私は高校で日本史を取りませんでした。大学入試では社会は2科目で受験する必要がありますが、世界史をとればそれ1科目でよかったためです。
したがって未だに自国歴史コンプレックス。
最近になって色々歴史の本を読んでいます。10何年前に読んだのが井上清の「日本の歴史」。もう忘れましたが、元禄文化は一握りの貴族のものであって日本人民には無関係であった…」というような記載がどこかにあって、さすがは左翼的歴史家…と思わずニヤリとした記憶があります。格別の感銘は受けませんでした。
次ぎに購入したのは東京裁判で唯一日本無罪を主張したパール判事の判決文。是非読みたいのですが、そのページ数(1,669頁)の為にまだ読めていません。
もっとも新しいのは昨年読んだ孫崎享の「戦後史の正体」(創元社2012刊)。
これを読むと正に目から鱗。ただしそこにあるものの考え方としての新鮮さから鱗が取れただけで、著者の考えに染まった訳ではありません。
外務省の国際情報局長、各国の公使や大使を歴任。その持っている情報資料は膨大なようです。それを基に日本の政治を動かしてきた政治家を対米従属派と自主独立派に分けています。そうして日本の政治を実質的に米国が動かしてきたことを示しています。自主独立派には米国の裏工作により失脚した例が多いようです。勿論著者は米国の裏工作に反対の立場です。各件についてはほとんど文献を引用していますから、著者独自の見方ではありません。全く彼の推測した部分もあるようですが、それが判るように書いています。

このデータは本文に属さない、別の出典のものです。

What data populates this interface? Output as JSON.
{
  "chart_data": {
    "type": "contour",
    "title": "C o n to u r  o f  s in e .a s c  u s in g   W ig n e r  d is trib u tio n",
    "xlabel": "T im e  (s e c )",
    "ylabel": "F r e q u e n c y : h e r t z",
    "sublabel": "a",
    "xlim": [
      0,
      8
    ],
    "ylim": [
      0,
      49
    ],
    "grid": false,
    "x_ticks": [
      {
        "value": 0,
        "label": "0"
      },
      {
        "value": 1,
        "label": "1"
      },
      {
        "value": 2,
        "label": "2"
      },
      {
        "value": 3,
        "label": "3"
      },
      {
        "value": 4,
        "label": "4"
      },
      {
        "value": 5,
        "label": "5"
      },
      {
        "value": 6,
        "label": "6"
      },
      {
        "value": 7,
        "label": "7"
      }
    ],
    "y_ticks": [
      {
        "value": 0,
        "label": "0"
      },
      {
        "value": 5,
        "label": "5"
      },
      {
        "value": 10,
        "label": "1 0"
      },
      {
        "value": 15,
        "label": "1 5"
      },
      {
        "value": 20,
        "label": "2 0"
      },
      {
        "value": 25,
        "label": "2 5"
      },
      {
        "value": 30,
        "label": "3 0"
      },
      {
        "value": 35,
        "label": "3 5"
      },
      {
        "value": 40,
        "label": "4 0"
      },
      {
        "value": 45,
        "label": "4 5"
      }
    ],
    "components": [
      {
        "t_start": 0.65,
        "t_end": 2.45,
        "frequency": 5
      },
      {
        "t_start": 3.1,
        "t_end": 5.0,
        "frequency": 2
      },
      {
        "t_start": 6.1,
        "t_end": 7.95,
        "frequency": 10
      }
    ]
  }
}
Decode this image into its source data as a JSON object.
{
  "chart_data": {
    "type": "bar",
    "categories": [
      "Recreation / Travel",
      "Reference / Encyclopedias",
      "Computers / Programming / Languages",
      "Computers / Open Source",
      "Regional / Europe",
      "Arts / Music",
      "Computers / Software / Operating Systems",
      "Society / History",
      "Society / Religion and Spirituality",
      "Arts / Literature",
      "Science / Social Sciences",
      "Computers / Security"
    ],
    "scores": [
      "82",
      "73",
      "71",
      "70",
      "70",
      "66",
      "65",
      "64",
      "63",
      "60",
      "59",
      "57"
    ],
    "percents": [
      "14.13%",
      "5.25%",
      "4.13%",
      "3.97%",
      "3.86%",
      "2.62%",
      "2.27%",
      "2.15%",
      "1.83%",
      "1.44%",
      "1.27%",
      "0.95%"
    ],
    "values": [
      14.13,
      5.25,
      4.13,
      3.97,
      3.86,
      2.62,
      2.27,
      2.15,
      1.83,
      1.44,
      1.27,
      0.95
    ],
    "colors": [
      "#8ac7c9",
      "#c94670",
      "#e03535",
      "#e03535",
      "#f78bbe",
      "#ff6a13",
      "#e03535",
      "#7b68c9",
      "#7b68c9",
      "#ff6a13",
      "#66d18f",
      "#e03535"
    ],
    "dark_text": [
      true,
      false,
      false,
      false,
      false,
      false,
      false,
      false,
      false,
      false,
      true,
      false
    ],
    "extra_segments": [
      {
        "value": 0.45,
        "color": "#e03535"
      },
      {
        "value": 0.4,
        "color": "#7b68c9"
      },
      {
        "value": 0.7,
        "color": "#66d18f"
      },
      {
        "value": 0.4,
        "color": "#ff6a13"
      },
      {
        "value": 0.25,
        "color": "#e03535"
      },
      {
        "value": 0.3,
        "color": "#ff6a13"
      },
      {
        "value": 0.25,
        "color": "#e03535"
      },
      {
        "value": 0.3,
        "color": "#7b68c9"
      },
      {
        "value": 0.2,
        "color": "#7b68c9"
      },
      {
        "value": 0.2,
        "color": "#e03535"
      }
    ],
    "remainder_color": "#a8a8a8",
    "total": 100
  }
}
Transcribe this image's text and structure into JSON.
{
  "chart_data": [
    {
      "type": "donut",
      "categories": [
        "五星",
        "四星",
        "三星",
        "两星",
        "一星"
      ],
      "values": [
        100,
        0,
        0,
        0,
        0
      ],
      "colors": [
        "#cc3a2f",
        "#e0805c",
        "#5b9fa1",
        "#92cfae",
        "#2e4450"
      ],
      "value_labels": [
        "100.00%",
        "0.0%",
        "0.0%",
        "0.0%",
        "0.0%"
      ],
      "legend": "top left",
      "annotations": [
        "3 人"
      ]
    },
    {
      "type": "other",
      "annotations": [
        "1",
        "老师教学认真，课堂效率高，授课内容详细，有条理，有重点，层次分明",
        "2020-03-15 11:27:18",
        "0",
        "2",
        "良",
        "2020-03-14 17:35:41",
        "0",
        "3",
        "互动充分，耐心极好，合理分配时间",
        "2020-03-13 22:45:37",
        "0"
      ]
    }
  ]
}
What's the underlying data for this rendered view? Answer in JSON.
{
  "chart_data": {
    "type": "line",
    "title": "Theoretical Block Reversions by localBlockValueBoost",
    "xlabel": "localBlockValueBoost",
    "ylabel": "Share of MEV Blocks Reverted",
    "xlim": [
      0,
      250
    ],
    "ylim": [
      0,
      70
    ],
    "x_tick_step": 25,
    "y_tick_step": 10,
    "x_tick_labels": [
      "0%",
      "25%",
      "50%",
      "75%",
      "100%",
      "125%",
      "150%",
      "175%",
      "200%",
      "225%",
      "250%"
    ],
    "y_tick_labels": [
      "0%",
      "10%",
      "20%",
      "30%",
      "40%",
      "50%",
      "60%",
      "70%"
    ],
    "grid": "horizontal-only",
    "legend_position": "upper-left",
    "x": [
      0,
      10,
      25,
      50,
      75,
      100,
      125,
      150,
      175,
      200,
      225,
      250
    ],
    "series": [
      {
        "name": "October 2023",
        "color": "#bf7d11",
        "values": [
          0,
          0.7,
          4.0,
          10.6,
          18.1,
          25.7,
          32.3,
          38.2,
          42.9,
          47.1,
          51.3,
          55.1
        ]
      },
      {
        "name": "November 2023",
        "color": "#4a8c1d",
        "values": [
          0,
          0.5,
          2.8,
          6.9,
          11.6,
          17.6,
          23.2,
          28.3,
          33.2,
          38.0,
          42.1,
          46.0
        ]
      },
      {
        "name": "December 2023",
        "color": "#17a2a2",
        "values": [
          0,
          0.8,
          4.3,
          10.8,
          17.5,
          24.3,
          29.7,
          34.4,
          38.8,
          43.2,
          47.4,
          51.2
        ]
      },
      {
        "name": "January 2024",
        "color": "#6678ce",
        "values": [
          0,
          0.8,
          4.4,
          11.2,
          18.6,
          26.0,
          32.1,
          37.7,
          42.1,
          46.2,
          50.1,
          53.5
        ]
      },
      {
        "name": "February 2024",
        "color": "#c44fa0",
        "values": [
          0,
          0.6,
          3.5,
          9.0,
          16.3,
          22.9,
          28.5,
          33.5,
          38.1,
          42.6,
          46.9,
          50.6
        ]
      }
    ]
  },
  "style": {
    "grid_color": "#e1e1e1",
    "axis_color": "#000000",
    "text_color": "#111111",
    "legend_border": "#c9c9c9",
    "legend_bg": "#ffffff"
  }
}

各件において種々の見方があり、著者は自分の主張に都合のいいものだけを引用し、他を無視したのかどうか、調査能力が実質的にない私には不明です。
例えば、1960年の安保闘争、この頃は私はもうサラリーマンで、憲法9条が存在する限り米国の傘に下に入らないと日本を護れない…と思っていましたから、私が出た大学の教室が教授達を含めて安保反対運動に出掛けて空っぽだ…と聞いて理解に苦しんでいました。
百万人以上の人がデモに参加し、騒動で東大生の樺美智子さんが亡くなりました。
全学連の主導者達の著作によれば、運動参加者には安保のことなど判っちゃあいなかった…とこと。運動資金は財界から出ていたのです。目的は自主独立派であって米国から疎まれていた岸内閣の打倒だったのだそうです。財界へは米国から資金が流れてきた…とまでは書いていませんが。
自分の知識を見なおすためにも有用な本であると私は思います。
この本とは関係ありませんが、著者は尖閣諸島は中国、竹島は韓国のもの…との意見の持ち主であり、その根拠を読んでも私は彼の意見には疑問を持っています。